The maker of high-end exercise bikes and treadmills thrived during COVID-19 outbreaks and sales growth for the New York City company doubled in 2020 and surged 120% in its last fiscal year.
The availability of vaccines and easing of COVID-19 restrictions, however, have opened up more workout options and Peloton has suffered. In February the company announced a major restructuring and abandoned plans to open its first U.S. factory, which would have employed 2,000 workers in Ohio. Co-founder John Foley stepped down as CEO and the company said it would cut nearly 3,000 jobs.
The latest data Tuesday raised more questions about how the company will move forward.
“After a couple of years of adoration, Peloton now finds itself in the unenviable position of having to justify its business model is both relevant and operationally sound in a post-pandemic era, said Neil Saunders, managing director of GlobalData. “Quite frankly, the jury is still out on both counts – but today’s results do nothing to make investors lean towards a favorable verdict,”
On Tuesday the company announced a binding commitment letter with JP Morgan and Goldman Sachs to borrow $750 million, but new CEO Barry McCarthy said in a letter to shareholders that Peloton ended the quarter with $879 million in cash, “which leaves us thinly capitalized for a business of our scale.”
Peloton ramped up fast during the pandemic, increasing its subscriber base from 700,000 to 3 million, but that growth has slowed, leaving the company loaded up with a substantial inventory of unsold bikes and treadmills.
McCarthy said the company has to rethink its capital structure at the same time that it pushes to expand its subscriber base to 100 million.
“Turnarounds are hard work,” McCarthy said in a letter to shareholders. “It’s intellectually challenging, emotionally draining, physically exhausting, and all consuming. It’s a full contact sport.”
McCarthy's letter to shareholders emphasized again the company's push to focus more on software, than on the hardware of bikes and treadmills.
That, according to UBS analyst Arpiné Kocharyan, would mean paying more to land customers compared with focusing on selling stationary bikes. After a cash flow burn of $747 million in the most recent quarter, Kocharyan believes that will lead to heightened concern about the cash Peloton has to work with.

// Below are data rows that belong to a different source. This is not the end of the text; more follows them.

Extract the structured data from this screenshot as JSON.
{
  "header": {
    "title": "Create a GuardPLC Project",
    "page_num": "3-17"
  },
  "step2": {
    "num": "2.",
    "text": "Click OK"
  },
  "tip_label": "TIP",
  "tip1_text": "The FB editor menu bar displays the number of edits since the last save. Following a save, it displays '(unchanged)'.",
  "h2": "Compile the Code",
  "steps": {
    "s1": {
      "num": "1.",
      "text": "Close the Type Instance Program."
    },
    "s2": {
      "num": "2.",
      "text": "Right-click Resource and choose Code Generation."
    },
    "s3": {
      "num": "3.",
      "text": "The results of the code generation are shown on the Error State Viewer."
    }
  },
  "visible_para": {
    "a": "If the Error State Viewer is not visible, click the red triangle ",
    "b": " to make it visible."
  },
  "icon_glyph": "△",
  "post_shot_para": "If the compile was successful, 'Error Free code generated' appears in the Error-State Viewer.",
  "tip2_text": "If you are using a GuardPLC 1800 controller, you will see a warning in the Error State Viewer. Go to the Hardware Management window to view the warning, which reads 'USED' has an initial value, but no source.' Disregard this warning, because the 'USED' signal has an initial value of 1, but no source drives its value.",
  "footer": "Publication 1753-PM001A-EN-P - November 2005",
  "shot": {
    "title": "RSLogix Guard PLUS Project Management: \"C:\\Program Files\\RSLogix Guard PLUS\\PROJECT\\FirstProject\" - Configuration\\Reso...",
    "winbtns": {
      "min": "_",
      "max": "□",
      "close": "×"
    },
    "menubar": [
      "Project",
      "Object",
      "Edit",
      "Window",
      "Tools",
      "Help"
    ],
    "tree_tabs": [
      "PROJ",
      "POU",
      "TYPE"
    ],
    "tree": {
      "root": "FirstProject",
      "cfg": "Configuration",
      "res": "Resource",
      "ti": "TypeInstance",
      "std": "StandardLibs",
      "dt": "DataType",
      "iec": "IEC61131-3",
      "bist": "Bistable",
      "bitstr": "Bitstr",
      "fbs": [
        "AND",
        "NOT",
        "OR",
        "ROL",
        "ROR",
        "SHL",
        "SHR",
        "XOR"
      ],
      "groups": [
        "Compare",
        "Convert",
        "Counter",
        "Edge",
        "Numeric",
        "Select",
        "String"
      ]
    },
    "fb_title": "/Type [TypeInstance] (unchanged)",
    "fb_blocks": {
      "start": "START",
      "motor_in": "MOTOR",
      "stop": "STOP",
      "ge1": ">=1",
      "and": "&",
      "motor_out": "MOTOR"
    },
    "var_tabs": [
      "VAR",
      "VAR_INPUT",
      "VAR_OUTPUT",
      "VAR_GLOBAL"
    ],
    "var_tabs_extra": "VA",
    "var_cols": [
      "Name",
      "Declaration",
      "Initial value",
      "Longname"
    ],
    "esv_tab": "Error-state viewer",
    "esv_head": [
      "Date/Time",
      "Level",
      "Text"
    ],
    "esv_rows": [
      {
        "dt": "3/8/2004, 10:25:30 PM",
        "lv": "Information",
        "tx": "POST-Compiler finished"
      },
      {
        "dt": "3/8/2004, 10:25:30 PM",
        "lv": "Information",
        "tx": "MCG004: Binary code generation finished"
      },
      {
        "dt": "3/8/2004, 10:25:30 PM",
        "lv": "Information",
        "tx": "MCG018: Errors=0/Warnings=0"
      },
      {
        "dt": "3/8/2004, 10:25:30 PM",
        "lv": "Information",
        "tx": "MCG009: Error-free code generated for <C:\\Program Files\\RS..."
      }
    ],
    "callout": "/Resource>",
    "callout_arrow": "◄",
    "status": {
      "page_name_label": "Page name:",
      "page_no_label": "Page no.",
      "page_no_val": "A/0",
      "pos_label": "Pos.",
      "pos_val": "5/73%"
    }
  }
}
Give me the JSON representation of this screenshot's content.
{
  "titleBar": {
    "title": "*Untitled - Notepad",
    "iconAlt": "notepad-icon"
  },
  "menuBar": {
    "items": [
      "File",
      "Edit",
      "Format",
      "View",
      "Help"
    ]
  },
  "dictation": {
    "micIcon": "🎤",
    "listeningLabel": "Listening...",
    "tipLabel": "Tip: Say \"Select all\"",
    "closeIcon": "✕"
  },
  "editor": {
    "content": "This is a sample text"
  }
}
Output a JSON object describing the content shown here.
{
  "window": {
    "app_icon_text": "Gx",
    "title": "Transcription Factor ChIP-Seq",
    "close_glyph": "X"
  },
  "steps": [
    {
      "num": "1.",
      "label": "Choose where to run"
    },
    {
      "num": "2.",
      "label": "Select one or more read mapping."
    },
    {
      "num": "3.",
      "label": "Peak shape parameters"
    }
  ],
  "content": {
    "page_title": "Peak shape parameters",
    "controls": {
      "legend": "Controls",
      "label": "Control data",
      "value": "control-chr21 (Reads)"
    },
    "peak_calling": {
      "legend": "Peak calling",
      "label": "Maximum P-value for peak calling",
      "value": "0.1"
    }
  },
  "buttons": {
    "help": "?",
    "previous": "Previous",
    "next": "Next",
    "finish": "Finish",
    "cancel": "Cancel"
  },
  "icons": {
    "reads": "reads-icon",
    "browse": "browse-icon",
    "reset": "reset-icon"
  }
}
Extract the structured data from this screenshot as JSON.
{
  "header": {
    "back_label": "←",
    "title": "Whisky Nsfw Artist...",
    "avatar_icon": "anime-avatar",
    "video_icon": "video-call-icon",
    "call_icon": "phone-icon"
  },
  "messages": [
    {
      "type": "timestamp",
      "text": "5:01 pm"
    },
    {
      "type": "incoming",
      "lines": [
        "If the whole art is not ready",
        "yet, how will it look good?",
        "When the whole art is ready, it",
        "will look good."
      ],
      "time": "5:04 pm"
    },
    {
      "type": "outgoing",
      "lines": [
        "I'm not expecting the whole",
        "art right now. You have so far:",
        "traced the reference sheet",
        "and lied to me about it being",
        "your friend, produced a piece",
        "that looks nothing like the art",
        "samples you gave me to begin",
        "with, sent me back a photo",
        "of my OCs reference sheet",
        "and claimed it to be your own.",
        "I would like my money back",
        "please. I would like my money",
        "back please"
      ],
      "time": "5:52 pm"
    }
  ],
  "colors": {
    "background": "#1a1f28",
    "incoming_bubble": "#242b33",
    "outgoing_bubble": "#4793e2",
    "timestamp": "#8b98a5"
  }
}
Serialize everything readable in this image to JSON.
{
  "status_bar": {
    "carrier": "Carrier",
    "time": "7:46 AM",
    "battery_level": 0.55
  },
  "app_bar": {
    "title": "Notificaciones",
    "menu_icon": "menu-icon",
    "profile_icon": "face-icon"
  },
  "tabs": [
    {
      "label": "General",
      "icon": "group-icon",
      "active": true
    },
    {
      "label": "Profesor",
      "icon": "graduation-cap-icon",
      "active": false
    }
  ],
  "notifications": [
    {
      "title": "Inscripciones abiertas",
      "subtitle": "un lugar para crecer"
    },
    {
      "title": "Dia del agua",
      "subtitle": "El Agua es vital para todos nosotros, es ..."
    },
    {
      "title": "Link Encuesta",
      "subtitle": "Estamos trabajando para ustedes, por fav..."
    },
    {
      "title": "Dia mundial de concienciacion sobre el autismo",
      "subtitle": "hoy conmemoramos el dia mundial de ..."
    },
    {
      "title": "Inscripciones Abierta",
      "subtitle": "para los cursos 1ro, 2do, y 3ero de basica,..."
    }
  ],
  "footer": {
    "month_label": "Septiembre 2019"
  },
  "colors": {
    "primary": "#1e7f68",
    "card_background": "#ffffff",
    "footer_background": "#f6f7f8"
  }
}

Peloton Interactive Inc. lost $757.1 million, or $2.27 per share, for the three months ended March 31. Stripping out non-recurring items, it lost 98 cents per share, outpacing projections of a per-share loss of 85 cents, according to a survey by Zacks Investment Research.
The loss was far greater than last year when Peloton was $8.6 million in the red.
Revenue slid 15% to $964.3 million, which was also short of analyst projections.
Peloton said it's looking at revenue this quarter to come in between $675 million and $700 million. That too soured investors in early trading. Industry analysts had been projecting fourth-quarter revenue of $820.3 million, according to FactSet.
Shares which have already fallen more than 60% this year, lost another $2.47 at the opening bell to sink to $11.66. At their peak, shares of Peloton cost as much as $171.